Marisol Leon headshot
Visiting Assistant Professor, Critical Theory and Social Justice
B.A., Yale University; M.A., Loyola Marymount University; J.D., U.C. Berkeley School of Law
Appointed In
2017
Office
JSC, Room 134
Hours
Thursdays 5-7 p.m. by appointment

Marisol León teaches CTSJ 212, 214, 221, and 250 – courses related to critical theory, inequity, resistance movements, and the law.  Her courses are designed for students passionate about social justice work and/or using the law as a tool for positive social change.

Professor León is a civil rights attorney with the California Department of Justice, where she conducts large-scale civil and criminal investigations and litigates matters related to immigrants’ rights, consumer protection, workers' rights, conditions of confinement in jails and immigration detention centers, police practices, voting rights, and Title IX. She previously conducted research and lived with Brazil’s Landless Rural Workers Movement, and worked with Friends of the Earth-Mexico in Chiapas, Mexico, collaborating with social movements organizing against mega-development projects displacing rural communities and undermining indigenous autonomy.

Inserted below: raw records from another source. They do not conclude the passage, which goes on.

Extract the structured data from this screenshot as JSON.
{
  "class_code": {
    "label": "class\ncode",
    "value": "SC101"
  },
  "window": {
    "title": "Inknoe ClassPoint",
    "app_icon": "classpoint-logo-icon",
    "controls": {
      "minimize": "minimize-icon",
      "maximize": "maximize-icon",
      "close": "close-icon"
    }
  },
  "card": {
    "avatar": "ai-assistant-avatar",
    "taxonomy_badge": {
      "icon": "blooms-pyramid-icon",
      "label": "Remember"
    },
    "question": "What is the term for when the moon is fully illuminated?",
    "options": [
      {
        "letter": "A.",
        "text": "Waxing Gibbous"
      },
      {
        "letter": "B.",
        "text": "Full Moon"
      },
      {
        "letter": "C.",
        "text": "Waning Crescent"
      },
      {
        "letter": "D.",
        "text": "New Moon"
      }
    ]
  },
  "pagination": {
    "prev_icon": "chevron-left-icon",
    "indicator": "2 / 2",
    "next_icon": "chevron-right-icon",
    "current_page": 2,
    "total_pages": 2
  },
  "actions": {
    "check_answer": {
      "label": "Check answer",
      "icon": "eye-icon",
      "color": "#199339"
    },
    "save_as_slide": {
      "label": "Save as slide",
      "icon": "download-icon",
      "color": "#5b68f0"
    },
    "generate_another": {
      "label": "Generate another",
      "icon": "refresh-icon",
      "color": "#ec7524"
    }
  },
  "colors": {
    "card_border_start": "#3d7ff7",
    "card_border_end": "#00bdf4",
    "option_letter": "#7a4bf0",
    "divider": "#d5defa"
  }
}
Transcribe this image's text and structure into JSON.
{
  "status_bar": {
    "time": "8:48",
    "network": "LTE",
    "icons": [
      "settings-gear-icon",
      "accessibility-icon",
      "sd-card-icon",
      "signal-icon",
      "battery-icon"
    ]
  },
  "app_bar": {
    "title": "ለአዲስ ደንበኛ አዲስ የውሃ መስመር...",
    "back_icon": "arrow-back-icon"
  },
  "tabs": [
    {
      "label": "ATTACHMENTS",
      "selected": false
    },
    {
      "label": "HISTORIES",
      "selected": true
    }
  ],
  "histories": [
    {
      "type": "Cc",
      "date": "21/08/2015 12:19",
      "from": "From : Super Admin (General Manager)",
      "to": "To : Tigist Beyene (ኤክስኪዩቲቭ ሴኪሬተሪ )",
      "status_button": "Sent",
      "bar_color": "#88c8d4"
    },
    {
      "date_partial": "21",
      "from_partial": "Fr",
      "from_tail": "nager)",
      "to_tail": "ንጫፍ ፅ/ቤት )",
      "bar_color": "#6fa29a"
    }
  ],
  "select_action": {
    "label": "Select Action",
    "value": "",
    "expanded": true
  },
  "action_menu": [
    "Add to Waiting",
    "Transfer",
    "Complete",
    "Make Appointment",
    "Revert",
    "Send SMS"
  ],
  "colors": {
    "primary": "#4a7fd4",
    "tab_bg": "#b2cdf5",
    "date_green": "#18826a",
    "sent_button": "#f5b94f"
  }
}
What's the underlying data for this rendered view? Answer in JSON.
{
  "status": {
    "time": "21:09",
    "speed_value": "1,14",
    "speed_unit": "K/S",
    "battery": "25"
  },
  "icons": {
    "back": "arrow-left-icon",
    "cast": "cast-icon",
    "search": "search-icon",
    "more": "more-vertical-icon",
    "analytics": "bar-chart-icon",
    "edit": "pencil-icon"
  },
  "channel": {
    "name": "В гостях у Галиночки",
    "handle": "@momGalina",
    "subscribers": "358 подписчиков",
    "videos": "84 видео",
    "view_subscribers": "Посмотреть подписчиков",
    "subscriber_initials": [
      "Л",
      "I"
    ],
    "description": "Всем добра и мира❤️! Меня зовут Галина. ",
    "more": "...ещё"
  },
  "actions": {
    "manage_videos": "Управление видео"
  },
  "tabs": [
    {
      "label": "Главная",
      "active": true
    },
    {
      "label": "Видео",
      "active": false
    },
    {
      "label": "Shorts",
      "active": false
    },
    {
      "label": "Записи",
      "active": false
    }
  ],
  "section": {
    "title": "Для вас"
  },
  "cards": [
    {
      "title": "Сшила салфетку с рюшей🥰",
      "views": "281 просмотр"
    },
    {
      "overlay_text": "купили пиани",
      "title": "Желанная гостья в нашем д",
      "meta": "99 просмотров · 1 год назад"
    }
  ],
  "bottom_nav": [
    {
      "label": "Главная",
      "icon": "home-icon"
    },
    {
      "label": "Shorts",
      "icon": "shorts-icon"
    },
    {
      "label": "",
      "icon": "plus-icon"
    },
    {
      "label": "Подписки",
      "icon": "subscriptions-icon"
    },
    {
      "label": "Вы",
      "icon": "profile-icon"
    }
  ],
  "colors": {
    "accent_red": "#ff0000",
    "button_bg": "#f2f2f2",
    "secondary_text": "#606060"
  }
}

She has published autobiographical pieces, editorials, and research articles in the Los Angeles Times; Windows into My World: Latino Youth Write Their Lives; the Yale Journal of Latin American Studies; the Harvard Journal on Racial & Ethnic Justice; Diálogo, a publication of the Center for Latino Policy Research at DePaul University; and the Inter-American and European Human Rights Journal. Professor León is the recipient of the Paul and Daisy Soros Fellowship for New Americans, the American Bar Association’s “On the Rise—Top 40 Young Lawyers Award,” and the Hispanic National Bar Association’s “Top Lawyers Under 40 Award,” which honors exceptionally accomplished lawyers who have demonstrated professional excellence, integrity, leadership, commitment to the Hispanic community, and dedication to improving the legal profession.